The Lab projects include both design and research with local organisations. A research project with Partners for Urban Knowledge, Action and Research seeks to understand how community perceives privacy. There is an international design competition asking students and professionals to re-imagine the Kala Nagar traffic junction in Bandra, one of the busiest traffic spots in Mumbai, with new public space and pedestrian functions. The Land Link design project, developed by Neville Mars, a Dutch architect and one of the four-member Mumbai Lab team, is about exploring ways to refit some of Mumbai’s old water pipe infrastructure, like the 120-year-old, 75-km Tansa pipeline, for public good. It is believed that within the foreseeable future, these pipelines will lose functionality, while their actual infrastructure probably will remain in place. In his pilot project, for the specific stretch of pipes that run between Dharavi and Bandra, Mars designs three distinct layers placed on top of the pipes, creating an auto rickshaw highway and a pedestrian connection between different neighbourhoods, and at the same time providing a large public space at the heart of the city.

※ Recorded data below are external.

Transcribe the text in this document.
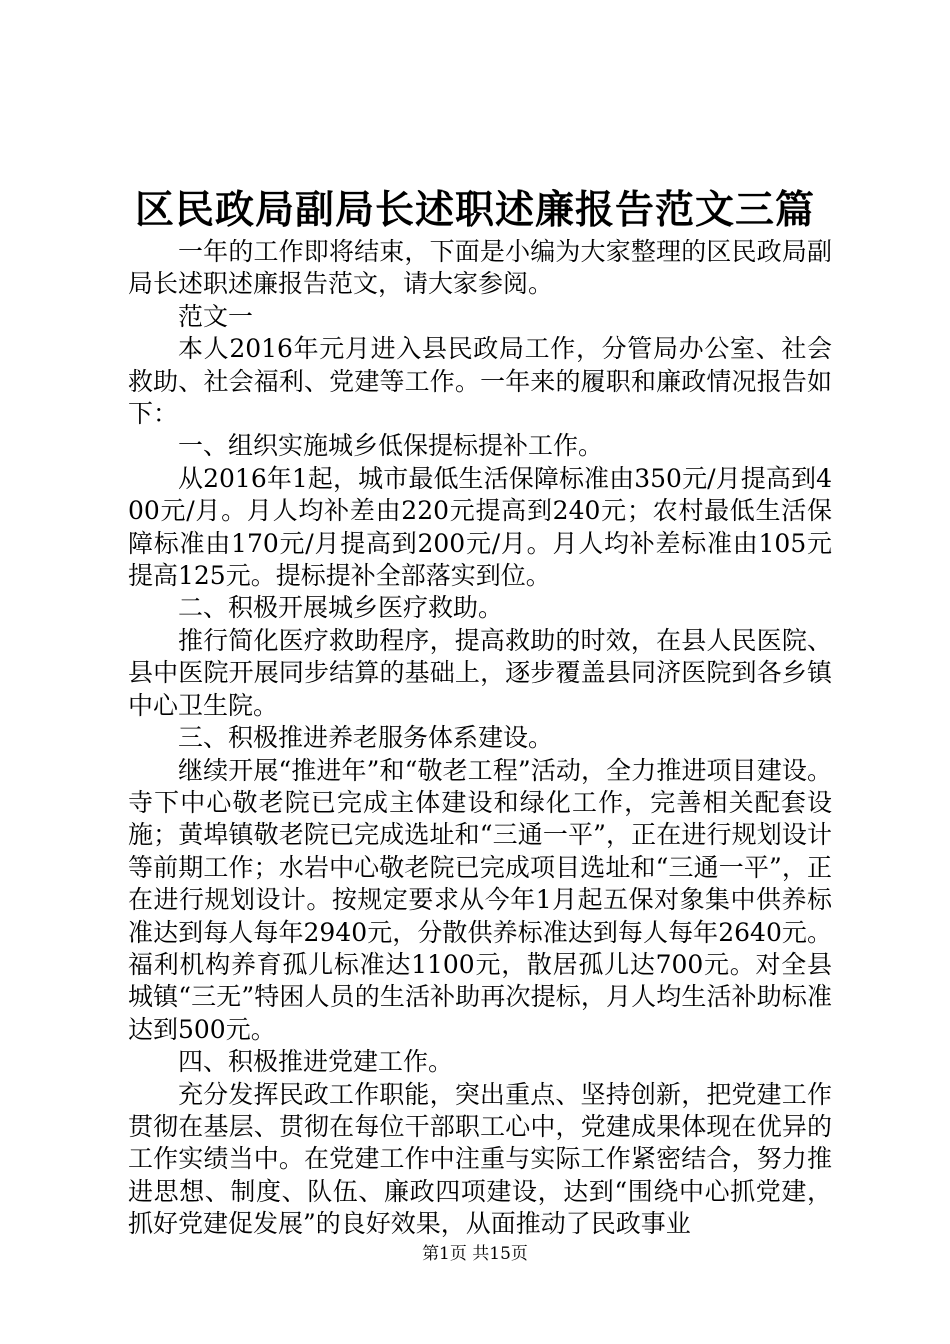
区民政局副局长述职述廉报告范文三篇

一年的工作即将结束，下面是小编为大家整理的区民政局副局长述职述廉报告范文，请大家参阅。

范文一

本人2016年元月进入县民政局工作，分管局办公室、社会救助、社会福利、党建等工作。一年来的履职和廉政情况报告如下：

一、组织实施城乡低保提标提补工作。

从2016年1起，城市最低生活保障标准由350元/月提高到400元/月。月人均补差由220元提高到240元；农村最低生活保障标准由170元/月提高到200元/月。月人均补差标准由105元提高125元。提标提补全部落实到位。

二、积极开展城乡医疗救助。

推行简化医疗救助程序，提高救助的时效，在县人民医院、县中医院开展同步结算的基础上，逐步覆盖县同济医院到各乡镇中心卫生院。

三、积极推进养老服务体系建设。

继续开展“推进年”和“敬老工程”活动，全力推进项目建设。寺下中心敬老院已完成主体建设和绿化工作，完善相关配套设施；黄埠镇敬老院已完成选址和“三通一平”，正在进行规划设计等前期工作；水岩中心敬老院已完成项目选址和“三通一平”，正在进行规划设计。按规定要求从今年1月起五保对象集中供养标准达到每人每年2940元，分散供养标准达到每人每年2640元。福利机构养育孤儿标准达1100元，散居孤儿达700元。对全县城镇“三无”特困人员的生活补助再次提标，月人均生活补助标准达到500元。

四、积极推进党建工作。

充分发挥民政工作职能，突出重点、坚持创新，把党建工作贯彻在基层、贯彻在每位干部职工心中，党建成果体现在优异的工作实绩当中。在党建工作中注重与实际工作紧密结合，努力推进思想、制度、队伍、廉政四项建设，达到“围绕中心抓党建，抓好党建促发展”的良好效果，从面推动了民政事业

第1页 共15页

According to Mumbai Lab curator David van der Leer, the programmes include design projects, participatory studies, tours, talks, workshops, film screenings and cultural activities that reflect the unique conditions and challenges of Mumbai. “Everyone who lives in Mumbai has a stake in its future, and, therefore, the lab is designed to bring everyone together to address issues related to urban life in Mumbai,” says Leer.
Naming the initiative as a ‘lab’, according to Armstrong, was “deliberate”. “We wanted to make it semi-scientific. We wanted real people and results, too.”
Tasneem Mehta, managing trustee and honorary director, Dr Bhau Daji Lad Museum, thinks the Lab is about “thinking through” issues related to urban life. “It is about ideas, and the world of tomorrow is about ideas,” says Mehta, who is inviting city’s crucial decision-makers like the director of Mumbai Metropolitan Region Development Authority and urban planners from the Municipal Corporation of Greater Mumbai.
While the Lab is an exploration of ideas and offers to create forward-looking vision for urban life, implementing some of those radical ideas may take years.
The BMW Guggenheim Lab is scheduled to travel to nine cities worldwide in a period of six years; three down and six more to go in the exploration of public space and urban life.